Forget the football. The latest pastime to become a full-fledged sports phenomenon is drone racing.
Competing for supremacy in the air at small scale isn’t a new phenomenon: people have been going head to head with remote-controlled aircraft in fields for a long old time. But in the last few years, technology has provided competitions with a huge shot of adrenaline, in the form of the first-person view.
Nowadays, the small, nimble drones that zip through the air at speeds over 100 miles per hour are equipped with light, high-definition cameras, which wirelessly beam footage back to a pilot. A head-mounted display makes it feel as if that person controlling the drone is right on board. You can get a flavor for how exhilarating the perspective can be by watching videos like these.
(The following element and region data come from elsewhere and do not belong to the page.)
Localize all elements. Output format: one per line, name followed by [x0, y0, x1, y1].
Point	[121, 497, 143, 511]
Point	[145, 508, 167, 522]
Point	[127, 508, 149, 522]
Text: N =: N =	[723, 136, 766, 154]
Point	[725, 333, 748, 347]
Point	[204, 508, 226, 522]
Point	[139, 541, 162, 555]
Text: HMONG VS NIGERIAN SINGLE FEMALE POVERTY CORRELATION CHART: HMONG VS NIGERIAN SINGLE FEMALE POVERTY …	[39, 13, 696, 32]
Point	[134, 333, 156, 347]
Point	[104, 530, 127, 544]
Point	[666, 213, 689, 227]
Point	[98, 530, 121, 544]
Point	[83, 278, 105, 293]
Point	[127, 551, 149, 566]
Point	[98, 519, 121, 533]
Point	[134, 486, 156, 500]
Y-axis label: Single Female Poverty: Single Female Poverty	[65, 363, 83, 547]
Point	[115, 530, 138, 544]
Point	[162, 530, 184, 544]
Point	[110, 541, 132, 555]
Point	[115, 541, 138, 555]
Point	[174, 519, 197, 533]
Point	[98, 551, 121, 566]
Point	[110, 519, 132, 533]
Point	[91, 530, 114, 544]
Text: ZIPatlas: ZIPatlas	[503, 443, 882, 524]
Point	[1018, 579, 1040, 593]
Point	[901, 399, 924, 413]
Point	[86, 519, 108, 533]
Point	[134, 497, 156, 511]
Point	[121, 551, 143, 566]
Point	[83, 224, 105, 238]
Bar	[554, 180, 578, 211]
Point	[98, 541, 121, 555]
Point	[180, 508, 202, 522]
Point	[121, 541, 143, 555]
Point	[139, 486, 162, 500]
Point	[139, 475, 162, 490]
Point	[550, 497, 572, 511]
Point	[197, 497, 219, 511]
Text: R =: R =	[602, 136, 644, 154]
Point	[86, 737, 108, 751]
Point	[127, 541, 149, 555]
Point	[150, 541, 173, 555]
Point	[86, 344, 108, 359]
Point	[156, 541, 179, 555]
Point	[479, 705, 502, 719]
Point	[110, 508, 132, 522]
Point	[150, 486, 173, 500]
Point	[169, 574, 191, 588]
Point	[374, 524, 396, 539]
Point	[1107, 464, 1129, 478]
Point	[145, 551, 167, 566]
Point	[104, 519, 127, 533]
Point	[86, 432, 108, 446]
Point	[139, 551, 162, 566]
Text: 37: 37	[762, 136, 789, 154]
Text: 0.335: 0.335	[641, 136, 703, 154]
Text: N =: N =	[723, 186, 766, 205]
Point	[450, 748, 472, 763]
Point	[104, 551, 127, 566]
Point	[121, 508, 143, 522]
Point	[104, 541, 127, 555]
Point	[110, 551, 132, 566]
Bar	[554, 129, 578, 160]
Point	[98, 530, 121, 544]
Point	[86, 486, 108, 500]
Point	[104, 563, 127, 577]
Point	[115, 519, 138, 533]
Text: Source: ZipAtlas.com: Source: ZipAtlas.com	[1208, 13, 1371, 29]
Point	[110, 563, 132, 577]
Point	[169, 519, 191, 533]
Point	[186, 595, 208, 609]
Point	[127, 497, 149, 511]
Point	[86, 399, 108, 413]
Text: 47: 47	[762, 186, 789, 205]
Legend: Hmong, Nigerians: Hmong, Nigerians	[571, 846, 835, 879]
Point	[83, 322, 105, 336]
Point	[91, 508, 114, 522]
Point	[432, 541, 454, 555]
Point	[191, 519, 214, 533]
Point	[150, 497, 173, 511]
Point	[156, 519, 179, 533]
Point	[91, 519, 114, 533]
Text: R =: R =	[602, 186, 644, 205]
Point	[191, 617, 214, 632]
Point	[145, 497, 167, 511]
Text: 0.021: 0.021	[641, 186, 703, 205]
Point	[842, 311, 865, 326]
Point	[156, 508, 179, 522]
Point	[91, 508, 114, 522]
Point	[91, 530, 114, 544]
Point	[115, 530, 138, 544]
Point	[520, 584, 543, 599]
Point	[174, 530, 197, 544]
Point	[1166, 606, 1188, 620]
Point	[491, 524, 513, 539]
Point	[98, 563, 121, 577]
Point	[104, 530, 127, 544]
But what started out as a grassroots hobby, where friends gathered for weekends of racing in the woods or through abandoned buildings, has suddenly exploded in popularity. The U.S. already has a national championship for racers, and this year Dubai hosted the first World Drone Prix. The winner—a 15-year-old pilot from England—walked away with $250,000.
Now, British broadcaster Sky has invested $1 million into the U.S.-based Drone Racing League, securing rights to broadcast events in the U.K. The league, which also has TV contracts with ESPN and 7Sports, will venture outside America next year, with at least one race taking place in London. Truly, drone racing is becoming a touring circus, like a pocket-size version of Formula 1.
For some of the best drone flyers, though, straight-down-the-line racing is already starting to lose its appeal. In a recent Wired feature, the widely revered pilot Carlos Puertolas explained that as head-to-head races becomes the mainstream, there’s more excitement to be found in flying freestyle—as he demonstrates in this dizzying video. As in snowboarding or skateboarding, this is drone racing’s alternative scene, where tricks and stunts, rather than outright speed, are what demonstrates talent.
Drone racing, then, has all the attributes of a modern sport: big money, TV coverage, speed, fierce competition … and a breakaway tribe that prefers to shun the commercialized side of things. Sounds like it’s time to tune in.